Kita perlu mempertanyakan apa yang terjadi dengan nilai transaksi sekitar Rp. 437 miliar yang dihasilkan dari misi dagang ini. Apakah uang ini sudah digunakan untuk kepentingan masyarakat Maluku? Ataukah transaksi dagang yang seperti apa …?
Masyarakat Maluku berhak tahu apa yang terjadi dengan kerjasama yang dijanjikan. Apakah pemerintah provinsi Maluku dan Jawa Timur dapat memberikan klarifikasi tentang hasil misi dagang ini?
Kita perlu transparansi dan akuntabilitas dalam pengelolaan anggaran dan kerja sama ekonomi. Misi dagang ini seharusnya menjadi awal dari kerja sama yang lebih erat dan produktif antara Maluku dan Jawa Timur.
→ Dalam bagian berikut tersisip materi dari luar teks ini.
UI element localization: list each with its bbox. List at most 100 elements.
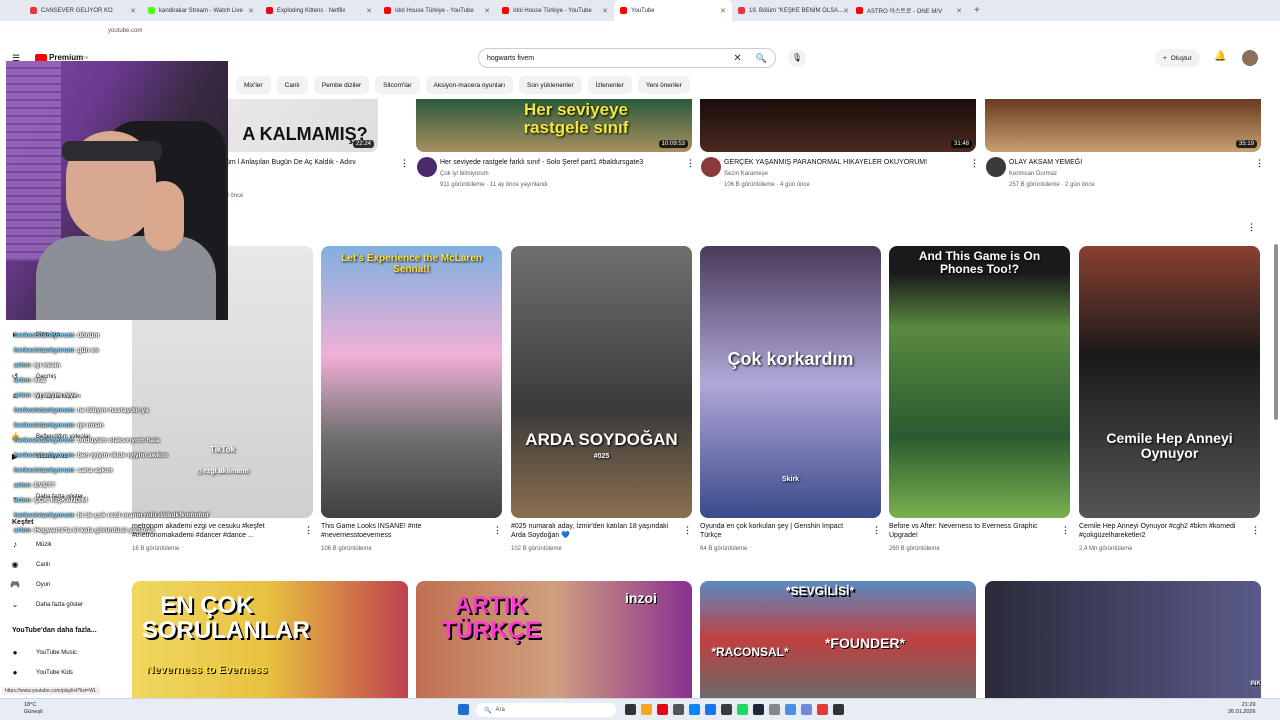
browser-tab[interactable]: Idol House Türkiye - YouTube ✕ <box>378 0 496 21</box>
sidebar-item[interactable]: ◉ Canlı <box>10 560 51 569</box>
filter-chip[interactable]: Canlı <box>276 76 308 94</box>
video-title[interactable]: GERÇEK YAŞANMIŞ PARANORMAL HİKAYELER OKU… <box>724 158 954 167</box>
sidebar-item[interactable]: ⌄ Daha fazla göster <box>10 492 83 501</box>
search-input[interactable]: hogwarts fivem ✕ 🔍 <box>478 48 776 68</box>
windows-start-icon[interactable] <box>458 704 469 715</box>
more-options-icon[interactable]: ⋮ <box>970 158 979 169</box>
short-thumbnail[interactable]: And This Game is On Phones Too!? <box>889 246 1070 518</box>
browser-tab[interactable]: YouTube ✕ <box>614 0 732 21</box>
channel-avatar[interactable] <box>417 157 437 177</box>
channel-avatar[interactable] <box>986 157 1006 177</box>
more-options-icon[interactable]: ⋮ <box>1251 525 1260 536</box>
browser-tab[interactable]: kandirakar Stream - Watch Live ✕ <box>142 0 260 21</box>
short-title[interactable]: metronom akademi ezgi ve cesuku #keşfet … <box>132 522 297 541</box>
filter-chip[interactable]: Aksiyon-macera oyunları <box>425 76 514 94</box>
video-thumbnail[interactable]: 35:19 <box>985 99 1261 152</box>
sidebar-item[interactable]: 👍 Beğendiğim videolar <box>10 432 90 441</box>
video-thumbnail[interactable]: ARTIK TÜRKÇE inzoi <box>416 581 692 698</box>
filter-chip[interactable]: İzlenenler <box>587 76 632 94</box>
scrollbar[interactable] <box>1274 244 1278 420</box>
short-title[interactable]: Before vs After: Neverness to Everness G… <box>889 522 1054 541</box>
steam-icon[interactable] <box>753 704 764 715</box>
video-thumbnail[interactable]: 31:48 <box>700 99 976 152</box>
outlook-icon[interactable] <box>705 704 716 715</box>
task-view-icon[interactable] <box>625 704 636 715</box>
close-icon[interactable]: ✕ <box>720 7 726 15</box>
sidebar-item[interactable]: ↺ Geçmiş <box>10 372 57 381</box>
sidebar-item[interactable]: ⌄ Daha fazla göster <box>10 600 83 609</box>
avatar[interactable] <box>1242 50 1258 66</box>
more-options-icon[interactable]: ⋮ <box>872 525 881 536</box>
short-thumbnail[interactable]: Cemile Hep Anneyi Oynuyor <box>1079 246 1260 518</box>
video-title[interactable]: Her seviyede rastgele farklı sınıf - Sol… <box>440 158 670 167</box>
edge-icon[interactable] <box>689 704 700 715</box>
short-title[interactable]: This Game Looks INSANE! #nte #nevernesst… <box>321 522 486 541</box>
spotify-icon[interactable] <box>737 704 748 715</box>
browser-tab[interactable]: Exploding Kittens · Netflix ✕ <box>260 0 378 21</box>
more-options-icon[interactable]: ⋮ <box>493 525 502 536</box>
new-tab-button[interactable]: + <box>974 5 980 16</box>
taskbar-search[interactable]: 🔍 Ara <box>476 703 616 717</box>
filter-chip[interactable]: Yeni öneriler <box>637 76 690 94</box>
sidebar-item[interactable]: ▶ Videolarınız <box>10 452 68 461</box>
create-button[interactable]: + Oluştur <box>1155 49 1200 67</box>
sidebar-item[interactable]: ● YouTube Music <box>10 648 77 657</box>
channel-avatar[interactable] <box>701 157 721 177</box>
filter-chip[interactable]: Son yüklenenler <box>519 76 582 94</box>
close-icon[interactable]: ✕ <box>602 7 608 15</box>
filter-chip[interactable]: Pembe diziler <box>313 76 370 94</box>
section-more-icon[interactable]: ⋮ <box>1247 222 1256 233</box>
video-thumbnail[interactable]: EN ÇOK SORULANLAR Neverness to Everness <box>132 581 408 698</box>
close-icon[interactable]: ✕ <box>130 7 136 15</box>
video-title[interactable]: OLAY AKSAM YEMEĞİ <box>1009 158 1239 167</box>
weather-widget[interactable]: 18°C Güneşli <box>24 702 43 715</box>
notifications-icon[interactable]: 🔔 <box>1214 51 1226 62</box>
app-icon[interactable] <box>833 704 844 715</box>
short-thumbnail[interactable]: Let's Experience the McLaren Senna!! <box>321 246 502 518</box>
app-icon[interactable] <box>673 704 684 715</box>
more-options-icon[interactable]: ⋮ <box>304 525 313 536</box>
sidebar-item[interactable]: ≡ Oynatma listeleri <box>10 392 81 401</box>
sidebar-item[interactable]: ● YouTube Kids <box>10 668 73 677</box>
video-thumbnail[interactable]: Her seviyeye rastgele sınıf 10:09:53 <box>416 99 692 152</box>
discord-icon[interactable] <box>801 704 812 715</box>
short-thumbnail[interactable]: Çok korkardım Skirk <box>700 246 881 518</box>
close-icon[interactable]: ✕ <box>956 7 962 15</box>
app-icon[interactable] <box>785 704 796 715</box>
video-thumbnail[interactable]: *SEVGİLİSİ* *FOUNDER* *RACONSAL* <box>700 581 976 698</box>
short-title[interactable]: Oyunda en çok korkulan şey | Genshin Imp… <box>700 522 865 541</box>
address-bar[interactable]: youtube.com <box>0 21 1280 41</box>
app-icon[interactable] <box>769 704 780 715</box>
short-title[interactable]: Cemile Hep Anneyi Oynuyor #cgh2 #bkm #ko… <box>1079 522 1244 541</box>
search-value[interactable]: hogwarts fivem <box>487 55 534 62</box>
more-options-icon[interactable]: ⋮ <box>686 158 695 169</box>
search-icon[interactable]: 🔍 <box>756 53 767 64</box>
sidebar-item[interactable]: ▸ Sizin için <box>10 330 60 339</box>
channel-name[interactable]: Çok iyi bilmiyorum <box>440 171 489 177</box>
file-explorer-icon[interactable] <box>641 704 652 715</box>
microphone-icon[interactable]: 🎙 <box>788 49 806 67</box>
close-icon[interactable]: ✕ <box>248 7 254 15</box>
more-options-icon[interactable]: ⋮ <box>400 158 409 169</box>
url-text[interactable]: youtube.com <box>108 28 142 34</box>
filter-chip[interactable]: Sitcom'lar <box>375 76 420 94</box>
filter-chip[interactable]: Mix'ler <box>236 76 271 94</box>
clear-icon[interactable]: ✕ <box>733 53 741 64</box>
clock[interactable]: 21:29 26.01.2026 <box>1228 702 1256 715</box>
sidebar-item[interactable]: ♪ Müzik <box>10 540 52 549</box>
video-thumbnail[interactable]: INKIGAYO <box>985 581 1261 698</box>
close-icon[interactable]: ✕ <box>843 7 849 15</box>
browser-tab[interactable]: Idol House Türkiye - YouTube ✕ <box>496 0 614 21</box>
app-icon[interactable] <box>721 704 732 715</box>
browser-tab[interactable]: CANSEVER GELİYOR KO ✕ <box>24 0 142 21</box>
more-options-icon[interactable]: ⋮ <box>683 525 692 536</box>
netflix-icon[interactable] <box>657 704 668 715</box>
more-options-icon[interactable]: ⋮ <box>1061 525 1070 536</box>
opera-icon[interactable] <box>817 704 828 715</box>
channel-name[interactable]: Sezin Karameşe <box>724 171 768 177</box>
channel-name[interactable]: Kerimcan Durmaz <box>1009 171 1057 177</box>
browser-tab[interactable]: 19. Bölüm "KEŞKE BENİM OLSA... ✕ <box>732 0 850 21</box>
short-title[interactable]: #025 numaralı aday, İzmir'den katılan 18… <box>511 522 676 541</box>
short-thumbnail[interactable]: ARDA SOYDOĞAN #025 <box>511 246 692 518</box>
close-icon[interactable]: ✕ <box>484 7 490 15</box>
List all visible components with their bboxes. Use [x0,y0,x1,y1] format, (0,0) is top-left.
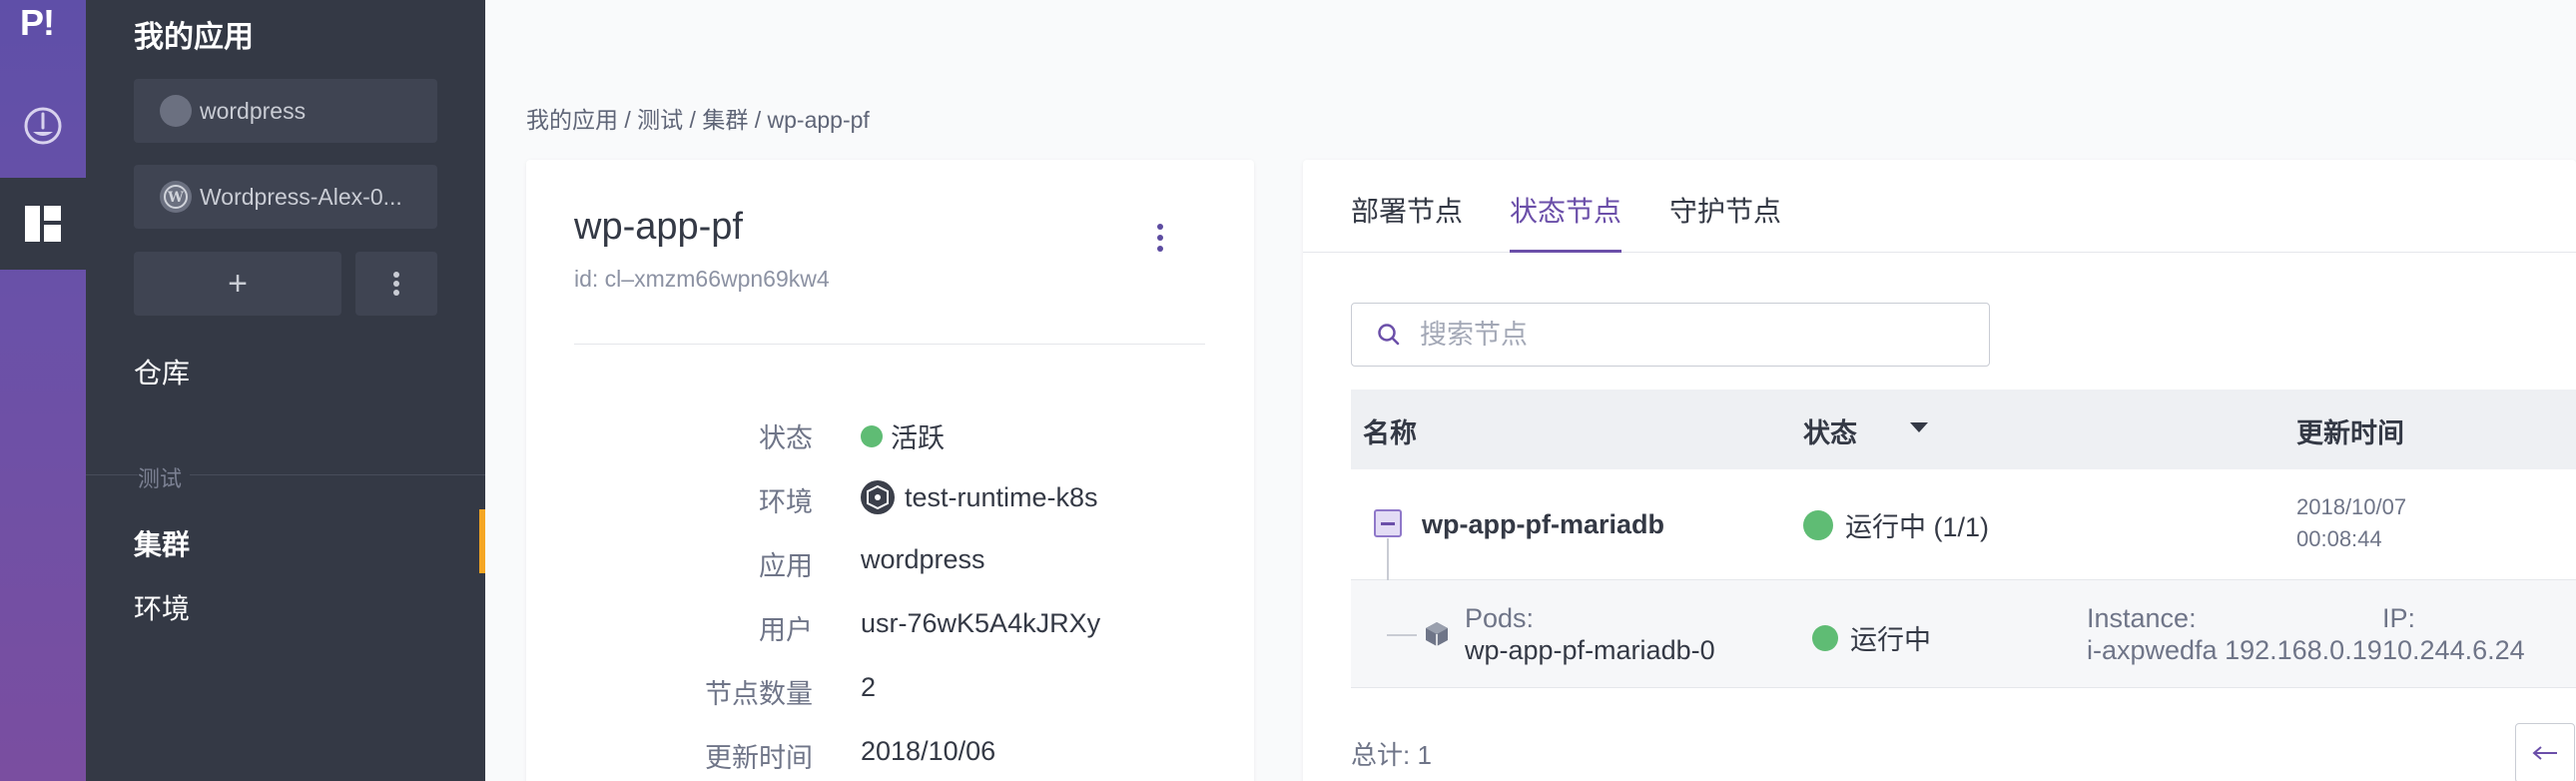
updated-time: 00:08:44 [2296,526,2382,551]
tab-daemon-nodes[interactable]: 守护节点 [1669,190,1781,230]
tab-deployment-nodes[interactable]: 部署节点 [1351,190,1463,230]
section-label: 测试 [138,461,191,493]
field-label: 环境 [759,487,813,517]
field-updated: 更新时间 2018/10/06 [526,736,1254,776]
field-value: 活跃 [891,423,945,453]
total-count: 总计: 1 [1351,740,1432,770]
field-node-count: 节点数量 2 [526,672,1254,712]
add-app-button[interactable]: + [134,252,341,316]
caret-down-icon[interactable] [1910,422,1928,434]
field-label: 用户 [759,615,813,645]
active-indicator [479,509,485,573]
app-icon [160,95,192,127]
field-value: usr-76wK5A4kJRXy [861,608,1101,638]
divider [574,344,1205,345]
collapse-toggle[interactable] [1374,509,1402,537]
ip-label: IP: [2382,603,2416,633]
sidebar-title: 我的应用 [134,21,254,54]
search-icon [1378,324,1400,346]
kebab-icon [1157,224,1163,230]
sidebar-item-environment[interactable]: 环境 [134,587,190,627]
field-label: 应用 [759,551,813,581]
brand-logo[interactable]: P! [20,2,55,44]
field-user: 用户 usr-76wK5A4kJRXy [526,608,1254,648]
updated-date: 2018/10/07 [2296,494,2407,519]
field-value[interactable]: wordpress [861,544,985,575]
wordpress-icon: W [160,181,192,213]
svg-text:W: W [167,190,184,206]
node-status: 运行中 (1/1) [1845,512,1990,542]
field-runtime: 环境 test-runtime-k8s [526,480,1254,520]
node-tabs: 部署节点 状态节点 守护节点 [1303,160,2576,253]
status-dot-icon [1812,624,1838,651]
field-value: 2018/10/06 [861,736,996,766]
tab-stateful-nodes[interactable]: 状态节点 [1510,190,1621,230]
app-item-wordpress-alex[interactable]: W Wordpress-Alex-0... [134,165,437,229]
instance-value: i-axpwedfa 192.168.0.19 [2087,635,2382,665]
search-input[interactable] [1420,319,1919,351]
pod-cube-icon [1426,622,1448,646]
cluster-name: wp-app-pf [574,206,743,248]
field-status: 状态 活跃 [526,416,1254,456]
pod-row: Pods: wp-app-pf-mariadb-0 运行中 Instance: … [1351,580,2576,688]
arrow-left-icon [2532,746,2557,760]
prev-page-button[interactable] [2515,723,2575,781]
field-label: 更新时间 [705,743,813,773]
ip-value: 10.244.6.24 [2382,635,2525,665]
kubernetes-icon [861,480,895,514]
status-dot-icon [1803,509,1833,540]
node-name: wp-app-pf-mariadb [1422,509,1664,539]
pod-status: 运行中 [1850,625,1931,655]
minus-icon [1381,521,1395,525]
field-label: 节点数量 [705,679,813,709]
gauge-icon [24,107,62,145]
field-label: 状态 [759,423,813,453]
sidebar: 我的应用 wordpress W Wordpress-Alex-0... + 仓… [86,0,485,781]
column-header-status[interactable]: 状态 [1803,411,1857,450]
left-rail: P! [0,0,86,781]
table-header: 名称 状态 更新时间 [1351,390,2576,469]
field-value: 2 [861,672,877,702]
pods-label: Pods: [1465,603,1535,633]
column-header-name: 名称 [1363,418,1417,448]
sidebar-item-store[interactable]: 仓库 [134,352,190,391]
layout-icon [25,206,61,242]
pod-name: wp-app-pf-mariadb-0 [1465,635,1715,665]
cluster-info-card: wp-app-pf id: cl–xmzm66wpn69kw4 状态 活跃 环境… [526,160,1254,781]
cluster-menu-button[interactable] [1145,220,1175,256]
instance-label: Instance: [2087,603,2197,633]
field-app: 应用 wordpress [526,544,1254,584]
nodes-panel: 部署节点 状态节点 守护节点 名称 状态 更新时间 wp-app-pf-mari… [1303,160,2576,781]
dashboard-nav-button[interactable] [0,80,86,172]
active-tab-underline [1510,250,1621,253]
sidebar-item-cluster[interactable]: 集群 [134,523,190,563]
search-box[interactable] [1351,303,1990,367]
apps-nav-button[interactable] [0,178,86,270]
app-item-label: Wordpress-Alex-0... [200,183,402,210]
table-row: wp-app-pf-mariadb 运行中 (1/1) 2018/10/07 0… [1351,469,2576,634]
app-item-wordpress[interactable]: wordpress [134,79,437,143]
kebab-icon [393,272,399,296]
more-options-button[interactable] [355,252,437,316]
cluster-id: id: cl–xmzm66wpn69kw4 [574,266,830,292]
field-value[interactable]: test-runtime-k8s [905,482,1098,513]
breadcrumb[interactable]: 我的应用 / 测试 / 集群 / wp-app-pf [526,101,870,135]
tree-line [1387,634,1417,636]
status-dot-icon [861,424,883,447]
app-item-label: wordpress [200,97,307,124]
column-header-updated: 更新时间 [2296,418,2404,448]
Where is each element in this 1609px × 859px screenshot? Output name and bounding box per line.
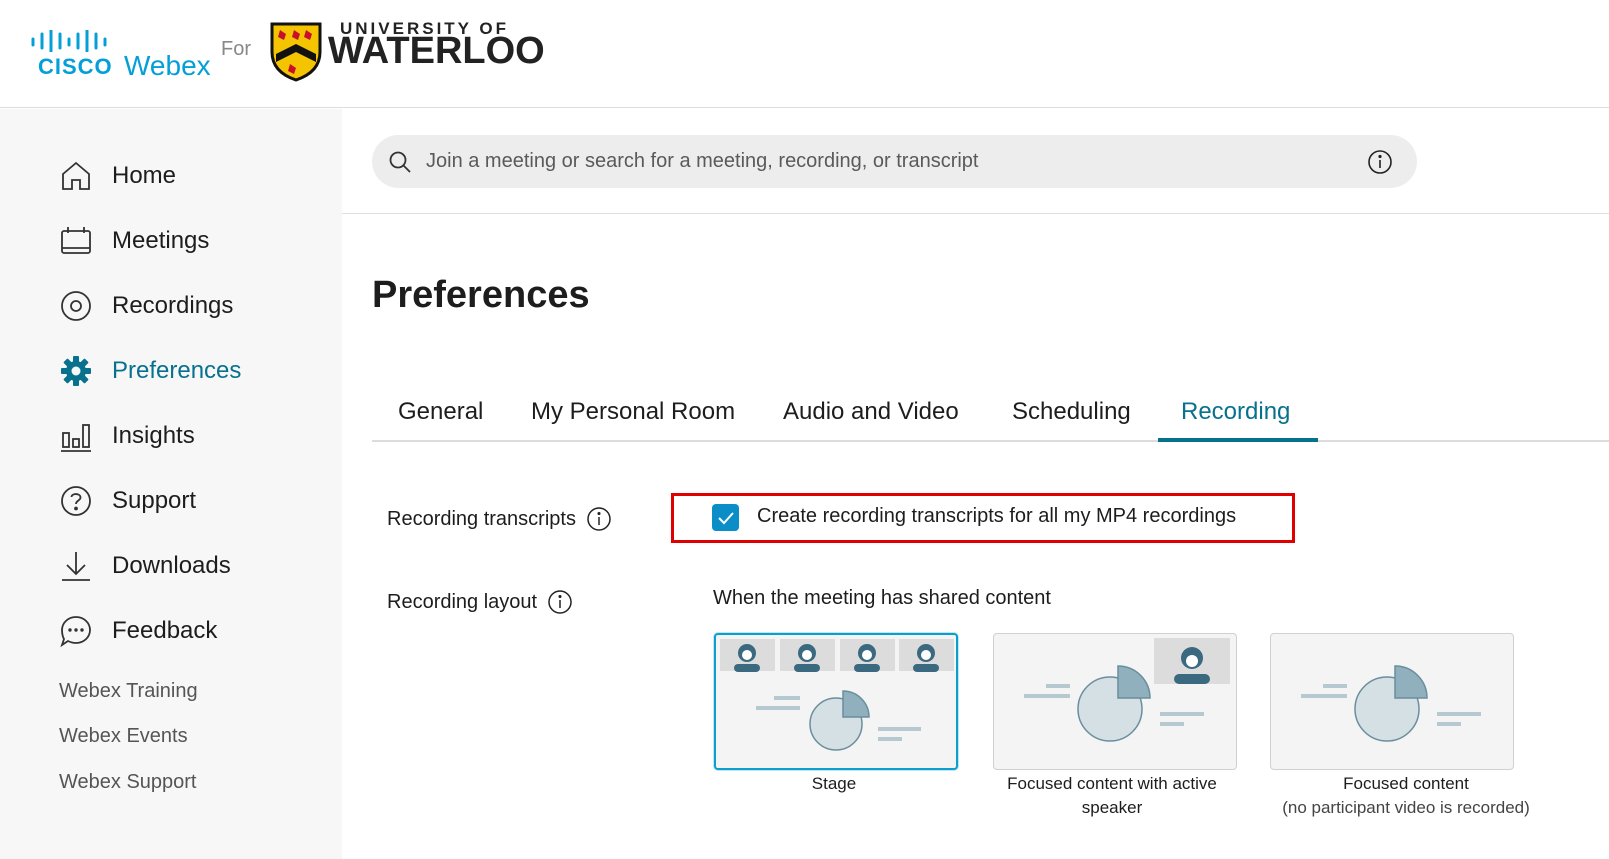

Namun, jika tidak ada tindak lanjut yang jelas, maka misi dagang ini hanya akan menjadi kenangan yang pahit bagi masyarakat Maluku. Kita perlu mempertanyakan peran pemerintah provinsi Maluku dalam mewujudkan MOU yang disepakati saat misi dagang.
Gubernur Maluku Hendrik Lewerisa diharapkan dapat memberikan klarifikasi dan informasi yang jelas tentang implementasi Misi Dagang ini. Masyarakat Maluku menanti kabar baik tentang kerja sama ekonomi antara kedua provinsi yang pernah disepakati dalam bentuk MOU.
Masyarakat Maluku menanti jawaban yang jelas tentang implementasi serta hasil misi dagang tersebut yang saat ini hilang kabar bagai di telan bumi.